Durante casi nueve décadas, el histórico viaducto acompañó el crecimiento del área metropolitana y enfrentó una demanda muy superior a la prevista en sus primeros años. En sus comienzos circulaban alrededor de 2.000 vehículos por día; actualmente, más de 45.000 personas utilizan esta conexión diariamente.
La empresa alemana Gruen y Bilfinger S.A. construyó el puente, que cuenta con 1.320 metros de extensión y dos grandes arcos sobre el río Salado. En 1939, la obra representó uno de los proyectos de ingeniería más importantes de Sudamérica.
Un puente que forma parte de la identidad de la región
Con el paso de los años, el Puente Carretero trascendió su función como vía de comunicación y pasó a formar parte del paisaje y la memoria colectiva de Santa Fe y Santo Tomé.
Miles de trabajadores, estudiantes, familias y vecinos recorren sus metros todos los días como parte de su rutina. Además, el puente se convirtió en escenario de distintas postales de la región, como las jornadas de pesca sobre el río Salado o la presencia de cientos de espectadores durante la Maratón Santa Fe-Coronda, cuando sus barandas funcionan como una tribuna privilegiada para seguir la competencia.
El Carretero también conserva recuerdos de otras épocas, cuando sus estructuras funcionaban como punto de encuentro y el vínculo con el río ocupaba un lugar diferente en la vida cotidiana de la zona.

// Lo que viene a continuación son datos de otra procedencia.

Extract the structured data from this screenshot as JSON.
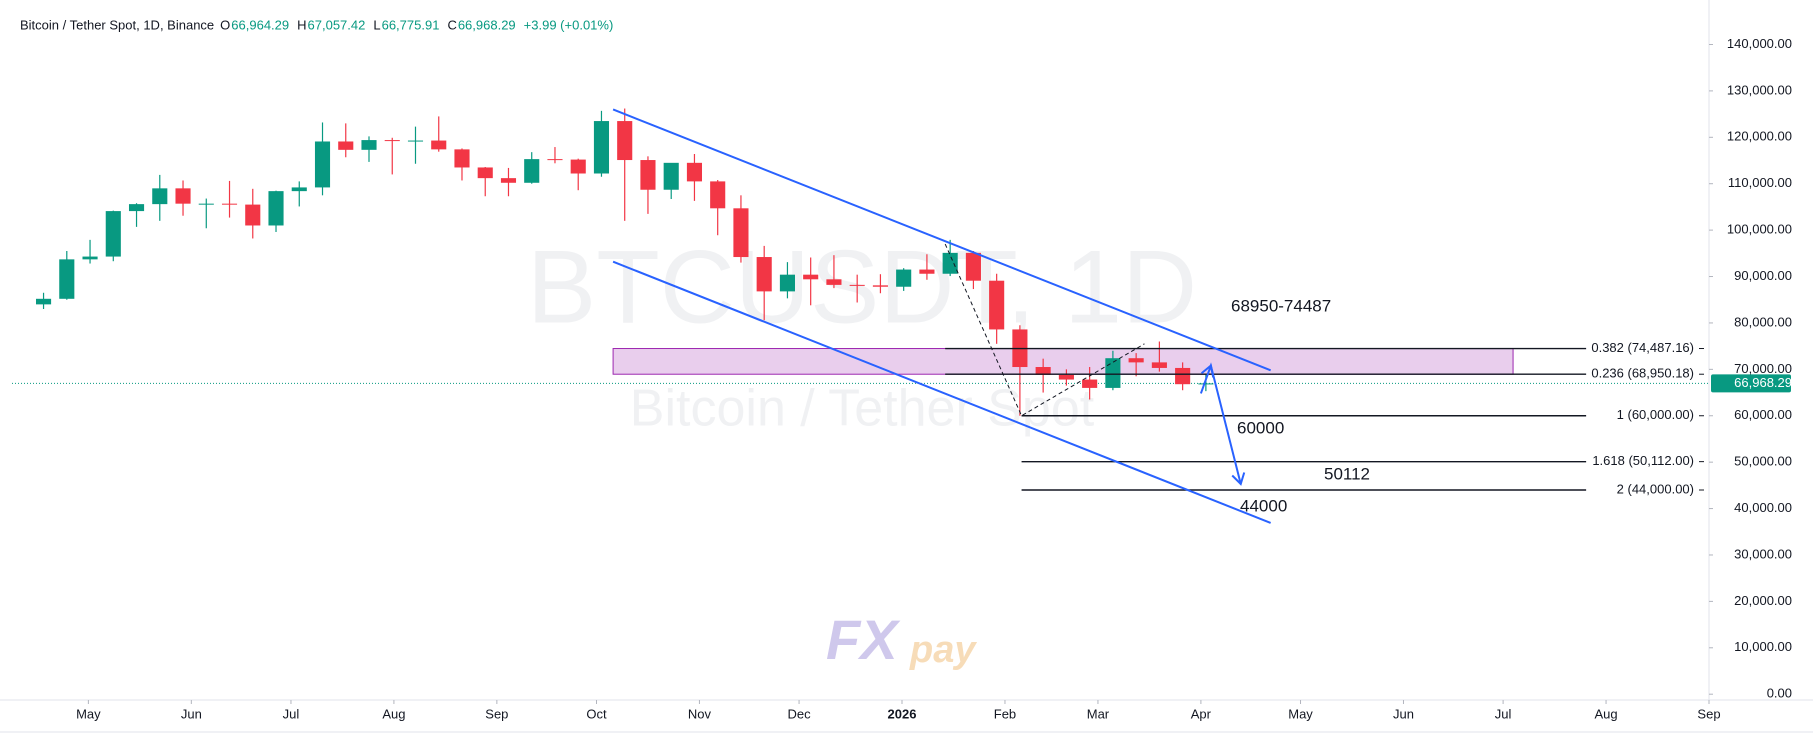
{
  "chart_data": {
    "type": "candlestick",
    "header": {
      "title": "Bitcoin / Tether Spot, 1D, Binance",
      "open_label": "O",
      "open": "66,964.29",
      "high_label": "H",
      "high": "67,057.42",
      "low_label": "L",
      "low": "66,775.91",
      "close_label": "C",
      "close": "66,968.29",
      "change": "+3.99 (+0.01%)"
    },
    "watermark": "BTCUSDT, 1D",
    "watermark_subtitle": "Bitcoin / Tether Spot",
    "logo": {
      "fx": "FX",
      "pay": "pay"
    },
    "up_color": "#089981",
    "down_color": "#f23645",
    "x": [
      "2025-04-14",
      "2025-04-21",
      "2025-04-28",
      "2025-05-05",
      "2025-05-12",
      "2025-05-19",
      "2025-05-26",
      "2025-06-02",
      "2025-06-09",
      "2025-06-16",
      "2025-06-23",
      "2025-06-30",
      "2025-07-07",
      "2025-07-14",
      "2025-07-21",
      "2025-07-28",
      "2025-08-04",
      "2025-08-11",
      "2025-08-18",
      "2025-08-25",
      "2025-09-01",
      "2025-09-08",
      "2025-09-15",
      "2025-09-22",
      "2025-09-29",
      "2025-10-06",
      "2025-10-13",
      "2025-10-20",
      "2025-10-27",
      "2025-11-03",
      "2025-11-10",
      "2025-11-17",
      "2025-11-24",
      "2025-12-01",
      "2025-12-08",
      "2025-12-15",
      "2025-12-22",
      "2025-12-29",
      "2026-01-05",
      "2026-01-12",
      "2026-01-19",
      "2026-01-26",
      "2026-02-02",
      "2026-02-09",
      "2026-02-16",
      "2026-02-23",
      "2026-03-02",
      "2026-03-09",
      "2026-03-16",
      "2026-03-23",
      "2026-03-30"
    ],
    "open": [
      84000,
      85200,
      93700,
      94300,
      104100,
      105600,
      109000,
      105700,
      105700,
      105500,
      101000,
      108400,
      109200,
      119100,
      117300,
      119400,
      119300,
      119300,
      117400,
      113500,
      111200,
      110200,
      115300,
      115200,
      112200,
      123500,
      115100,
      108700,
      114500,
      110500,
      104700,
      94200,
      86800,
      90400,
      89400,
      88200,
      88100,
      87800,
      91500,
      90600,
      95100,
      89100,
      78600,
      70500,
      68800,
      67800,
      66000,
      72400,
      71500,
      70300,
      66800
    ],
    "high": [
      86500,
      95500,
      97900,
      104200,
      105800,
      111900,
      110700,
      106800,
      110600,
      108900,
      108500,
      110500,
      123200,
      123000,
      120200,
      119900,
      122300,
      124500,
      117600,
      113600,
      113400,
      116800,
      117900,
      115400,
      125700,
      126200,
      115900,
      114000,
      116400,
      110800,
      107500,
      96600,
      93100,
      94100,
      94600,
      90400,
      90500,
      91800,
      94800,
      97900,
      95500,
      90600,
      79500,
      72300,
      70000,
      70500,
      74000,
      73500,
      76000,
      71500,
      69000
    ],
    "low": [
      83000,
      85000,
      92800,
      93300,
      100700,
      102000,
      103100,
      100400,
      102700,
      98200,
      99600,
      105100,
      107500,
      115700,
      114700,
      112000,
      114300,
      116900,
      110700,
      107300,
      107300,
      110000,
      114400,
      108600,
      111500,
      102000,
      103500,
      106700,
      106300,
      98900,
      93000,
      80600,
      85300,
      83800,
      87500,
      84400,
      86400,
      86900,
      89300,
      90100,
      87300,
      75500,
      60000,
      65000,
      66500,
      63500,
      65500,
      68500,
      69500,
      65500,
      65300
    ],
    "close": [
      85200,
      93700,
      94300,
      104100,
      105600,
      109000,
      105700,
      105700,
      105500,
      101000,
      108400,
      109200,
      119100,
      117300,
      119400,
      119300,
      119300,
      117400,
      113500,
      111200,
      110200,
      115300,
      115200,
      112200,
      123500,
      115100,
      108700,
      114500,
      110500,
      104700,
      94200,
      86800,
      90400,
      89400,
      88200,
      88100,
      87800,
      91500,
      90600,
      95100,
      89100,
      78600,
      70500,
      68800,
      67800,
      66000,
      72400,
      71500,
      70300,
      66800,
      66968.29
    ],
    "xlim": [
      "2025-04-08",
      "2026-09-01"
    ],
    "xticks": [
      {
        "value": "2025-05-01",
        "label": "May"
      },
      {
        "value": "2025-06-01",
        "label": "Jun"
      },
      {
        "value": "2025-07-01",
        "label": "Jul"
      },
      {
        "value": "2025-08-01",
        "label": "Aug"
      },
      {
        "value": "2025-09-01",
        "label": "Sep"
      },
      {
        "value": "2025-10-01",
        "label": "Oct"
      },
      {
        "value": "2025-11-01",
        "label": "Nov"
      },
      {
        "value": "2025-12-01",
        "label": "Dec"
      },
      {
        "value": "2026-01-01",
        "label": "2026"
      },
      {
        "value": "2026-02-01",
        "label": "Feb"
      },
      {
        "value": "2026-03-01",
        "label": "Mar"
      },
      {
        "value": "2026-04-01",
        "label": "Apr"
      },
      {
        "value": "2026-05-01",
        "label": "May"
      },
      {
        "value": "2026-06-01",
        "label": "Jun"
      },
      {
        "value": "2026-07-01",
        "label": "Jul"
      },
      {
        "value": "2026-08-01",
        "label": "Aug"
      },
      {
        "value": "2026-09-01",
        "label": "Sep"
      }
    ],
    "ylim": [
      -1250,
      147000
    ],
    "yticks": [
      {
        "value": 0,
        "label": "0.00"
      },
      {
        "value": 10000,
        "label": "10,000.00"
      },
      {
        "value": 20000,
        "label": "20,000.00"
      },
      {
        "value": 30000,
        "label": "30,000.00"
      },
      {
        "value": 40000,
        "label": "40,000.00"
      },
      {
        "value": 50000,
        "label": "50,000.00"
      },
      {
        "value": 60000,
        "label": "60,000.00"
      },
      {
        "value": 70000,
        "label": "70,000.00"
      },
      {
        "value": 80000,
        "label": "80,000.00"
      },
      {
        "value": 90000,
        "label": "90,000.00"
      },
      {
        "value": 100000,
        "label": "100,000.00"
      },
      {
        "value": 110000,
        "label": "110,000.00"
      },
      {
        "value": 120000,
        "label": "120,000.00"
      },
      {
        "value": 130000,
        "label": "130,000.00"
      },
      {
        "value": 140000,
        "label": "140,000.00"
      }
    ],
    "last_price": {
      "value": 66968.29,
      "label": "66,968.29"
    },
    "zone": {
      "x": [
        "2025-10-06",
        "2026-07-04"
      ],
      "y": [
        68950.18,
        74487.16
      ],
      "color": "#e1bee7"
    },
    "fib_end": "2026-07-26",
    "fib_levels": [
      {
        "value": 74487.16,
        "label": "0.382 (74,487.16)",
        "start": "2026-01-14"
      },
      {
        "value": 68950.18,
        "label": "0.236 (68,950.18)",
        "start": "2026-01-14"
      },
      {
        "value": 60000,
        "label": "1 (60,000.00)",
        "start": "2026-02-06"
      },
      {
        "value": 50112,
        "label": "1.618 (50,112.00)",
        "start": "2026-02-06"
      },
      {
        "value": 44000,
        "label": "2 (44,000.00)",
        "start": "2026-02-06"
      }
    ],
    "channel": [
      {
        "x": [
          "2025-10-06",
          "2026-04-22"
        ],
        "y": [
          126000,
          69800
        ]
      },
      {
        "x": [
          "2025-10-06",
          "2026-04-22"
        ],
        "y": [
          93200,
          36900
        ]
      }
    ],
    "channel_color": "#2962ff",
    "swing": {
      "x": [
        "2026-01-14",
        "2026-02-06",
        "2026-03-15"
      ],
      "y": [
        97000,
        60000,
        75500
      ]
    },
    "projection": {
      "x": [
        "2026-04-01",
        "2026-04-04",
        "2026-04-13"
      ],
      "y": [
        64800,
        70800,
        45300
      ]
    },
    "annotations": [
      "68950-74487",
      "60000",
      "50112",
      "44000"
    ]
  }
}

El momento que mostró sus dificultades
El 2024 marcó un punto de inflexión para el histórico puente. En marzo de ese año, las autoridades dispusieron un cierre parcial para realizar tareas de mantenimiento preventivo.
La medida modificó durante meses la circulación entre Santa Fe y Santo Tomé y generó complicaciones para miles de personas que dependían de esa conexión. Los desvíos hacia la autopista Santa Fe-Rosario aumentaron los tiempos de viaje y expusieron la necesidad de contar con una alternativa vial.
El tránsito recuperó su funcionamiento habitual el 25 de noviembre de 2024, aunque el puente todavía necesita controles y tareas de mantenimiento para garantizar su conservación.
El nuevo puente empieza a escribir el futuro
Mientras el Carretero celebra sus 87 años, a pocos metros avanza la construcción del nuevo puente Santa Fe-Santo Tomé, una obra que apunta a cambiar la movilidad de la región.
Los trabajos comenzaron en marzo de 2025 y actualmente alcanzan un 45% de avance. La nueva estructura tendrá 1.324 metros de longitud y se convertirá en el puente en construcción más largo del país.
El proyecto contempla nuevos accesos, iluminación LED, desagües, adecuación de servicios y espacios para peatones y ciclistas. Cuando finalice la obra, el nuevo puente concentrará la circulación hacia Santa Fe, mientras que el histórico Carretero quedará destinado al tránsito hacia Santo Tomé.
Después de 87 años de unir ciudades y acompañar generaciones enteras, el Puente Carretero seguirá ocupando un lugar central en la historia de la región. Ahora compartirá ese rol con una nueva obra que empieza a tomar forma y que permitirá que Santa Fe y Santo Tomé cuenten con una conexión preparada para las próximas décadas.